February 4, 2014
Young Entrepreneur Council (YEC) is an invite-only organization comprised of the world’s most promising young entrepreneurs. In partnership with Citi, YEC recently launched StartupCollective, a free virtual mentorship program that helps millions of entrepreneurs start and grow businesses.
A 409A valuation. Why is it important? Well, as Brad Feld says, “it’s going to impact every employee in your company that gets stock options and is something every board member and the CEO needs to understand clearly.”
In other words, it’s no minor matter. That’s why this week we reached out to our friends at the YEC to help shed some insight on what you need to know about the 409a. Their responses are below. Enjoy
8 Things Entrepreneurs Need to Know Before Getting a 409a Valuation
1. AICPA-Compliant Reports
In addition to a valuation firm that has early-stage experience and offers a guarantee and fast turnaround, you should also specifically look for a firm that advertises AICPA-compliant valuations that endure Big 4 and acquirer scrutiny. If you get acquired, the acquiring company will request an audit, which means they will be looking closely at your 409a valuation. If your valuation firm made certain assumptions or didn’t address things in certain ways, this could slow down the acquisition and/or have a negative economic result. A valuation firm that advertises AICPA-compliant reports means they have the necessary rigor you will need to make it through an acquisition as smoothly as possible.
2. Who They’ve Valued in the Past
There is a lot of competition in the 409a evaluation space. Although pricing matters, at the end of the day, the most important thing is to get the valuation right. We have found that the best indicator of a firm or individual who will value your startup well is whether they have worked with analogous companies, even competitors. If so, they will know the space and provide a more rigorous review.
Don’t let some big firm convince you to drop a ton of cash on a 409a valuation. There are many reputable firms that can do this fast and affordably. Don’t think cost somehow relates to quality with 409a valuations. Often it just relates to the type of companies they work with. Look for a firm that works with companies of your size and stage.
We had a great experience using Scalar Analytics for our 409a valuation. We had a tight timeline before the next board meeting, and they met or beat each deadline we requested. The draft was complete, and the outcome was acceptable to us and our board. We chose Scalar primarily because one of our investors recommended them. After talking to partners at five firms and getting quotes, I found that the rates will all be in the $4,000 to $5,000 range for a post-Series A company like ours, and it ultimately boils down to your relationship with the partner there. Go with someone who treats you and the process professionally and writes back to you promptly.
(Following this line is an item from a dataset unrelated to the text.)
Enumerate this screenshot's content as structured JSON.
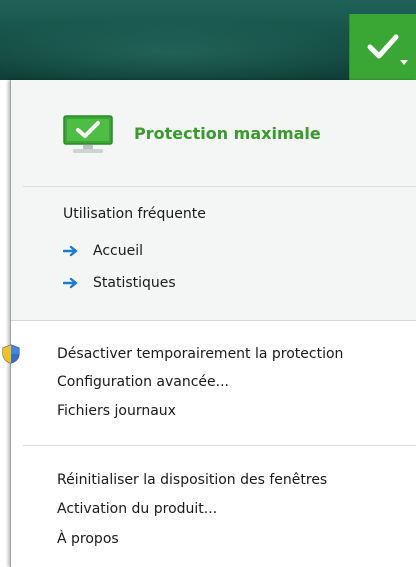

You’ll be fine.
5. Potential for a Strategic Relationship
First do your homework and get a referral from a company that you admire or is at a place that you wish to see your company get to. Think about this firm as a partner in the same way you would view your attorney. You will have an ongoing and lasting relationship with that firm, so pick one you like, can work with and trust. Overall, it is a collaborative process, and you want an ongoing strategic relationship.
6. Level of Expertise
When I started my company in 2006, I never thought I’d sell it, so I didn’t set the proper evaluation parameters into our corporate charter. When it came time to sell my state to other partners, that bit me in the behind. I spent six months trying to sort out this mess and worked with attorneys and evaluation specialists. What I learned was to get an evaluation from a broker who sells companies for a living and who has the professional connections to get a solid foundation in not just value, but market-based value.
7. Your Emotional Response
If you are going to get this sort of valuation done, the first thing you need to do is get mentally and emotionally ready. Odds are you are going to be told your business is worth less than you think it is. This can be a tough dosage of reality. You should accept the information and then begin to work on the things that will drive your valuation higher to the point you want to be at before you sell.
Most entrepreneurs underestimate the value of 409a valuations. You use them to set the strike price for your future stock options and your employees’ stock options. A poorly done 409a could cost you and your employees thousands of dollars or more. Find a firm with experience valuing companies like yours — the same industry, same size and same growth trajectory. Ask for references, and talk to them. Don’t underestimate the importance of your 409a just because it doesn’t feel important now.